Now a classic in the literature on Alaska birds, Brina Kessel's Birds of the Seward Peninsula remains the premier resource for birders, naturalists, and ornithologists exploring western Alaska. Packed with details on habitat, distribution, feeding and nesting habits, this volume is a must-have for anyone interested in Alaska birds.
Drawing on decades of observation, Kessel discusses each resident, migrant, and breeding bird species in detail. Rare and accidental species from Eurasia are also included, so birders will be ready for the unexpected. A comprehensive chapter on avian habitats guides readers through the diverse ecology of the Seward Peninsula, while a chapter on climate and geology will enhance understanding of how birds survive on this remote peninsula.
Bird watchers, ornithologists, and wildlife managers will find in this volume virtually all the information available about Seward Peninsula birds--from rare visitants to overwinterers and regular summer residents. It is packed with details of distribution and abundance, habitats, nesting and feeding habits, and more, both for birds common to our continent and those that come from Asia.

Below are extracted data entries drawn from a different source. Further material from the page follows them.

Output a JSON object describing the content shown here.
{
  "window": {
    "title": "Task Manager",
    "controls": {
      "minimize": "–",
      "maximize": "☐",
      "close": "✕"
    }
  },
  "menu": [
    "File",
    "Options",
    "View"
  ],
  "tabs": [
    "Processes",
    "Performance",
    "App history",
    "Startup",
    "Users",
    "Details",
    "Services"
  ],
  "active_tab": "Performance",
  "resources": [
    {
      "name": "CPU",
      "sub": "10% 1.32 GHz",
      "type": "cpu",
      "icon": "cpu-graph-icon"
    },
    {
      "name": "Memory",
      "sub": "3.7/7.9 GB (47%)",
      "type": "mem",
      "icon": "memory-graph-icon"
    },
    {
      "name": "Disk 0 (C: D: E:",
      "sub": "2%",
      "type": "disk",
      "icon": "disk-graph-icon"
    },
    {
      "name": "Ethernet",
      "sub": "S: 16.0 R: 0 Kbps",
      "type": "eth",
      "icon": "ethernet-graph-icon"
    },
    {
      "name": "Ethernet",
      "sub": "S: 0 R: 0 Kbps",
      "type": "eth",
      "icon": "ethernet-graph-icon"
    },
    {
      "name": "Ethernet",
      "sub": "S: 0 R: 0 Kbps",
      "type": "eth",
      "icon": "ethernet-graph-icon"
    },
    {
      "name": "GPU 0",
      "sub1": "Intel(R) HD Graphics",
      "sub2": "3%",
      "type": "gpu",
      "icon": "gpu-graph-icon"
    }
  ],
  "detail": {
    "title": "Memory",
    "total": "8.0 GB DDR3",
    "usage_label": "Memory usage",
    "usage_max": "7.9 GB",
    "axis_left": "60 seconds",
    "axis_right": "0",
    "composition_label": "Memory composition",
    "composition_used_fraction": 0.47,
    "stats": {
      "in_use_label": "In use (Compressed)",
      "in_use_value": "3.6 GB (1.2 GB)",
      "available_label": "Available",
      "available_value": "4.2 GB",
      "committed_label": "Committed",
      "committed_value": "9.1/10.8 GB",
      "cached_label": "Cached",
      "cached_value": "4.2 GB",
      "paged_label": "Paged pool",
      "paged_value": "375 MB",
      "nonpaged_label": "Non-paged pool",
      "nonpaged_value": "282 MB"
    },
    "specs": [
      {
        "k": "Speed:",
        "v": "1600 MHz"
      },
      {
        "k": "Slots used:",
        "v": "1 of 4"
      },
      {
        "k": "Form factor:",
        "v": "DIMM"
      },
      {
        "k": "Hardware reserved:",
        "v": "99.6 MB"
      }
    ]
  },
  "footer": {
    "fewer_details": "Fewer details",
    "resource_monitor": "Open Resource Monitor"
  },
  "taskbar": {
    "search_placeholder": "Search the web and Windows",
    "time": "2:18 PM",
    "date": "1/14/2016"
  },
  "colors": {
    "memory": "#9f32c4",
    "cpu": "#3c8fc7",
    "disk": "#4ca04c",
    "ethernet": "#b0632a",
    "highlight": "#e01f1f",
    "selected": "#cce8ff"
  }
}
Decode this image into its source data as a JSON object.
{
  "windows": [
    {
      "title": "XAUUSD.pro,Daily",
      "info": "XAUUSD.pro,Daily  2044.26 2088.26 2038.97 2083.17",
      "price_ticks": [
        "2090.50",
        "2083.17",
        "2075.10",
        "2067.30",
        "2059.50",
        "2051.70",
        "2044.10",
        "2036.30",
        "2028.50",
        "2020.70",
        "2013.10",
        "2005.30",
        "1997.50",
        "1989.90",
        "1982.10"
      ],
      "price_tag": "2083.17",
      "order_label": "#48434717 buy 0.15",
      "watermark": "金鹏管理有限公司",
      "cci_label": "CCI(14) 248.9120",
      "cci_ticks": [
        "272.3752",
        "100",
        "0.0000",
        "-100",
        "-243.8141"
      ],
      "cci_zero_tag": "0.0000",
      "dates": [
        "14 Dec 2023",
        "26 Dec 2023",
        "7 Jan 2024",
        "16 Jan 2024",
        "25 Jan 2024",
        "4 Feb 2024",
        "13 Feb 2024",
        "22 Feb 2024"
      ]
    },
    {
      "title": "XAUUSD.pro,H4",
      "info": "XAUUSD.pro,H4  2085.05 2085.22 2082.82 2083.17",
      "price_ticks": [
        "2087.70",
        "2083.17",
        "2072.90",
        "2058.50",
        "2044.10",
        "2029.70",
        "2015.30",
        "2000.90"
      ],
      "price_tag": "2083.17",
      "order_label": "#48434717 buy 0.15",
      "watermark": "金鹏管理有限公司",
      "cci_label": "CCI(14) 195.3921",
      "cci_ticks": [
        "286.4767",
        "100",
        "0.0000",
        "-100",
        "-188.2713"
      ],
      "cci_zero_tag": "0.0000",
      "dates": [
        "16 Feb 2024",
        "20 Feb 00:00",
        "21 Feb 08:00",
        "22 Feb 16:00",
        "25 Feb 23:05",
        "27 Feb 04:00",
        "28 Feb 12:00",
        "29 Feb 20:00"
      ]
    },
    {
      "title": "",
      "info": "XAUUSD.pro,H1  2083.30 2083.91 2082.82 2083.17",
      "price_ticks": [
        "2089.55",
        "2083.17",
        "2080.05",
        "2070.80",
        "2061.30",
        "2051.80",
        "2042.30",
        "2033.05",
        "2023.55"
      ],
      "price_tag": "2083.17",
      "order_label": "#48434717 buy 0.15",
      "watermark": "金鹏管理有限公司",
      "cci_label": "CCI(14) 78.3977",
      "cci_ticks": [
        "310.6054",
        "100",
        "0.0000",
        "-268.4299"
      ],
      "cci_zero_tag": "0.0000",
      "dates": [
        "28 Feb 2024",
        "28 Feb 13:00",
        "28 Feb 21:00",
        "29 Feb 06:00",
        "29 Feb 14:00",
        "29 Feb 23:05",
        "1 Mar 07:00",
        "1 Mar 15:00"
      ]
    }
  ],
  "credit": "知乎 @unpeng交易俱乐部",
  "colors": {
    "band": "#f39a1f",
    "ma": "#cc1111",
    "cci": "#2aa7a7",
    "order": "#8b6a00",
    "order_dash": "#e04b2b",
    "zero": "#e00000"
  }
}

Author, Brina Kessel, has combined her field notes from many years of observation on the Seward Peninsula with those of her colleagues and fellow bird watchers, adding data from the literature to create an original and significant contribution to our knowledge of an important segment of the avifauna of North America. She is curator emerita of ornithology at the University of Alaska Museum of the North. She is a fellow of the American Ornithologists’ Union, the American Association for the Advancement of Science, and the Arctic Institute of North America. Kessel's books include Birds of the North Gulf Coast, Prince William Sound Region and Habitat Characteristics of Some Passerine Birds. The author of numerous articles and bird checklists, Brina Kessel lives in Fairbanks, where she continues to observe and write about Alaska's bird life.
"The definitive book on the ornithology of western Alaska."
"Birders interested in Alaskan ornithology will find Birds of the Seward Peninsula indispensable."
—Audubon Naturalist Society
"The definitive work on birds of the Seward Peninsula . . . an excellent reference [for] the libraries of ornithologists, wildlife managers, environmental consultants and serious birdwatchers."